El joven Papa en cuestión es Lenny Belardo, un callado y olvidado arzobispo de Nueva York que, en un giro inesperado de las internas romanas, es elegido como Pontífice con sólo 47 años. Asume con el nombre Pío XIII y es recibido por los fieles, los medios y la sociedad como un necesario soplo de aire fresco. Pero el nuevo Papa resulta ser ultraconservador, incluso más personalista que sus sucesores y un perfecto oscurantista. Sorrentino insistió en varias entrevistas que la historia no está inspirada en sucesos reales pero es difícil no sentir un clima de época con una institución agonizante guiada por hombres que cargan la Biblia pero llevan en sus bolsillos un smartphone de última generación con Grindr encendido. Los cardenales electores lo habían ungido como sucesor de Pedro con la esperanza de que su juventud lo hiciera maleable a las presiones y para encajarle un secretario de Estado que mantuviera en orden los negocios de la Santa Sede. Sin embargo, esta piedra sobre la que se edificó la Iglesia, resultó ser una roca muy dura en los zapatos de color “rojo obispo” que lucen con fascinación fetichista los prelados. Los padres hippies de Lenny lo abandonaron cuando él tenía 7 años en plena revolución sexual y fue criado en un orfanato por la Hermana María con un rigor que haría sonrojar a los liceos militares y con la confianza de que él tenía todo para ser un gran líder. No es al único sacerdote que crió, sino también se hizo cargo de Michel, quien terminaría siendo cardenal pero con vocación misionera. “En el Vaticano hay aroma a incienso y muerte… prefiero el olor a la vida y la mierda”, confiesa. Cuando su hijastro predilecto toma la silla de Pedro, la Hermana María se instala en Roma y desde allí comienza a digitar los intestinos de la Iglesia, comenzando por averiguar qué secretos oculta la jerarquía romana.

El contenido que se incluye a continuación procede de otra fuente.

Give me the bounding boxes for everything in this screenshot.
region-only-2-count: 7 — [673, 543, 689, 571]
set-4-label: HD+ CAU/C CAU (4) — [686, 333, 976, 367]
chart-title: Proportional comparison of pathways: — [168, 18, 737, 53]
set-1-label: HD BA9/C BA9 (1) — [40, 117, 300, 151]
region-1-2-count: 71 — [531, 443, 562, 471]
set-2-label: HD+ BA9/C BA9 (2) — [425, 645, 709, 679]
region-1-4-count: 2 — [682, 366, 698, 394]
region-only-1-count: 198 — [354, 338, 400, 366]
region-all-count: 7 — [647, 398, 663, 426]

Contar mucho más es caminar por un sendero plagado de “spoilers”, la manera actual de llamar al viejo arte de anticipar sorpresas y giros en la trama. Aunque no se trata de una miniserie que se base en grandes revelaciones, los capítulos merecen ser vistos sin mucha más información que lo que se puede conocer en sus primeros minutos porque rara vez sucede lo que uno se imagina. El Papa joven es Jude Law, en un rol a medida en el que muchas veces ni siquiera habla, sino que se queda con la mirada perdida y un gesto que puede ser el de un genio o el de un idiota. La ambigüedad es la herramienta de trabajo de este máximo líder de la fe católica, con un espíritu maquiavélico y profundamente cínico que el actor inglés logra encarnar a la perfección, además de regalarnos sus ojos celestes y algunas escenas en la ducha que harían poner nervioso a Benedicto XVI. De hecho, el Papa de la ficción logra hacer lo que, sospechamos, le hubiese encantado a Joseph Ratzinger, recuperando la “sedia gestatoria” -el vehículo de transporte de los pontífices antes del Concilio Vaticano II, un trono revestido en oro que es llevado al hombro por una docena de hombres– y la tiara papal, una corona gigantesca llena de piedras preciosas usada por los papas desde el siglo VIII pero que había sido donada por obscena. Este rescate de joyas es el fetiche del joven Papa, siempre apañado por su madre del corazón, interpretada por Diane Keaton.

El ojo de Sorrentino es ideal para toda la parafernalia marica del Vaticano: sombreros gigantes, túnicas con hilos de oro dignas de Roberto Piazza y salones que parecen tallados de un único bloque de mármol. El director italiano logra que la escena en la que el Lenny se (tras)viste de Pío XIII sea un momento de goce estético mientras suena “Sexy and I Know it” de LMFAO. No es burlón ni chabacano: realmente produce una elevación espiritual en el espectador. Lo mismo cuando entra a la Capilla Sixtina en la “sedia gestatoria” o cuando ordena que se queme todo merchandising papal y no se le tomen más fotos, ya que dará todos los discursos en las sombras, para que no haya imágenes suyas. 

Este Papa joven tiene sólo tres vicios: la Cherry Coca Light, el café de filtro berreta y los cigarrillos. Y de hecho, cuando se va a confesar ni siquiera lo reconoce: “No tengo ningún pecado para confesar, mi conciencia no me acusa de nada”. Amén, Pío, nos pasa lo mismo.